My responsibilities as President of the Union

By Justin Etzine January 23, 2019

The hustle and bustle of the semester seems to have already kicked into full swing, and feet of snow seem to not be slowing it down! With all the excitement of getting back into a routine, I thought I’d share some of the key elements of serving as president of the union. Alongside the grand marshal, the PU serves as one of the five officers of the union and handles a number of aspects pertaining to the Rensselaer Union. There is the financial portion, the club affairs portion, and the facilities portion, which all tie into the role of chairing Executive Board meetings.

The PU serves as the chairperson for the Rensselaer Union Executive Board, which entails leading each weekly meeting, coordinating the agenda by scheduling presentations and business, and ensuring that all aspects run as smoothly and openly as possible. Many of our club presidents run their own meetings, and I believe this task holds similarity to those roles, except for maybe a little more parliamentary procedure than most would want at their average meeting. Additionally, I meet weekly with the Union staff members—especially our Business Administrator Martha McElligott—prior to each Executive Board meeting to review any proposals for policy and procedure compliance and discuss any upcoming business items. Grand Marshall Stef Warner and I also meet with Director of the Union Charlie Potts weekly to discuss happenings in our respective bodies of Student Government and to explore possible project ideas for the betterment of our Union.

The financial aspect involves two regular tasks: working with Executive Board Representatives to ensure club items conform to our policies while still providing the maximum benefit possible to each group and hearing requests for reallocations or additional funding that fall below $500. The PU can approve the latter as long as the requested programs have previously been approved by the Executive Board, which helps prevent the overcrowding of small proposals during Executive Board meetings. Of course, clubs can appeal the PU’s decision to the Executive Board.

The club affairs aspect ties into the financial potion, but it also involves meeting with clubs, alongside their Executive Board Representatives, their Student Activities Resource Person, and occasionally the Club Operations Committee. This involves discussing club priorities, interests, and future plans with them, and some clubs also call upon the PU to assist in mediating conflicts and finding middle grounds when issues arise.

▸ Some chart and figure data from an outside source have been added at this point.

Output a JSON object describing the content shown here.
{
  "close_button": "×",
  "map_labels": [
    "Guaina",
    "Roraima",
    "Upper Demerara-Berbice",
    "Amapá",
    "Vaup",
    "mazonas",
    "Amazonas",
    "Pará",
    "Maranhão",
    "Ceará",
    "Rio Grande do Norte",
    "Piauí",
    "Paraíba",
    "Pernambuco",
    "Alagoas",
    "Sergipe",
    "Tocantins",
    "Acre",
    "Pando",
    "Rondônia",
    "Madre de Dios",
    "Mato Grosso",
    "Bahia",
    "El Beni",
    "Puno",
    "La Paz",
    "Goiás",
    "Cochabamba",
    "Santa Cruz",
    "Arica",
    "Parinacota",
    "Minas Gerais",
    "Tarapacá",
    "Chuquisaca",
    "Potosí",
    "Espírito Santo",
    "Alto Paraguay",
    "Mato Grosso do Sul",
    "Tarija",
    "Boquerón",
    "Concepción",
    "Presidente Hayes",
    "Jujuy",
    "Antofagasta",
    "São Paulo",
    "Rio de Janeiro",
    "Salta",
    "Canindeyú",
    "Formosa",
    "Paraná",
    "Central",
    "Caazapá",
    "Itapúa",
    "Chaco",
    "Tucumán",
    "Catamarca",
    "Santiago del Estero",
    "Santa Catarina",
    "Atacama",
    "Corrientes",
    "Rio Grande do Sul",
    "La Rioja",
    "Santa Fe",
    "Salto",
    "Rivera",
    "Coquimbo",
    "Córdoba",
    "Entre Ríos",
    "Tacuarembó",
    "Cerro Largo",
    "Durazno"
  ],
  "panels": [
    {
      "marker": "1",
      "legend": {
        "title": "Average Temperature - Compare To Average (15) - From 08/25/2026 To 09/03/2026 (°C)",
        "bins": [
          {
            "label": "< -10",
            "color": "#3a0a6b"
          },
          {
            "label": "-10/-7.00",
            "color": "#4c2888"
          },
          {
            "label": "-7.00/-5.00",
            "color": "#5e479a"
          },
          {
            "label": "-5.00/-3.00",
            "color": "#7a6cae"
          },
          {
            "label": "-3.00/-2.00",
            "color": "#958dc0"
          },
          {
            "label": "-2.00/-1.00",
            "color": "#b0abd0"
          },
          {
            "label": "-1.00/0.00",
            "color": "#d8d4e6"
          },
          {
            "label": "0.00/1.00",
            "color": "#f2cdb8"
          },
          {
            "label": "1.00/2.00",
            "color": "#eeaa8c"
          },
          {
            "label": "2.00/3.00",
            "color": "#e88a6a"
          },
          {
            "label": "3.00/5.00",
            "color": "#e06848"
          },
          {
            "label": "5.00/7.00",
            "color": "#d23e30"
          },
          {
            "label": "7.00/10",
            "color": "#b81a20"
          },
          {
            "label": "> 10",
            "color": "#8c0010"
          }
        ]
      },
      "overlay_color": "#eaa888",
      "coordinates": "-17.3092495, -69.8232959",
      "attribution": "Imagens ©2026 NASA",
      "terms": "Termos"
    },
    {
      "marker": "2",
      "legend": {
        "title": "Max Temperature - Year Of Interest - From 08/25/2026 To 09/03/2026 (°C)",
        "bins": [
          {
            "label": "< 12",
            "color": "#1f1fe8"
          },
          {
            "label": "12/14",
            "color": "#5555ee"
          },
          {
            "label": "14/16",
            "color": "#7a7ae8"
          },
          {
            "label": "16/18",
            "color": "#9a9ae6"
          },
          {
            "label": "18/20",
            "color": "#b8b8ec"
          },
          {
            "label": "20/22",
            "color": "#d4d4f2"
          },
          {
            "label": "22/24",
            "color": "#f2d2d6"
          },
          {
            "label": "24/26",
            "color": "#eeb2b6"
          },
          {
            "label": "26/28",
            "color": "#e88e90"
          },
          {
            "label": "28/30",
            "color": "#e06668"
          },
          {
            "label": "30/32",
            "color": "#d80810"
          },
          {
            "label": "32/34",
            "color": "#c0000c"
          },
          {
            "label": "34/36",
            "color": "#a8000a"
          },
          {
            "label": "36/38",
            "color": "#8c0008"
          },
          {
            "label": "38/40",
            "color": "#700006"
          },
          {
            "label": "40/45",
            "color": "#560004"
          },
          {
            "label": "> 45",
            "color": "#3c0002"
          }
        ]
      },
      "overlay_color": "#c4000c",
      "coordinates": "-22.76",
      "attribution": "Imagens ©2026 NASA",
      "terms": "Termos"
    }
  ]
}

The facilities aspect looks to the future, as alluded to earlier, and developing ideas and plans for the Union to improve in the years to come. This can certainly feel odd at times, as I will have graduated long before these ideas would come to the Executive Board and achieve implementation if supported. Even so, I still try to put the best interests of my peers—both present and future—first by thinking, “If I were still here, would I find this beneficial?”

All of these aspects are underpinned by the interpersonal, which is possibly the most important part of the role. Though finding compromise may be difficult, it is important for the PU to set aside his personal opinions and pursue the option that aligns best with student interests and student opinions. As I alluded to throughout the article, meetings are frequent but vital, as the face-to-face interactions provide the best audience for getting to business.

This may seem like a lot, but it often feels quick and easy because of how enjoyable the work can be. There have certainly been weeks where I have wondered where the days had gone (and realized I am already due for another Derby article). But, given it all, I wouldn’t trade it for the world.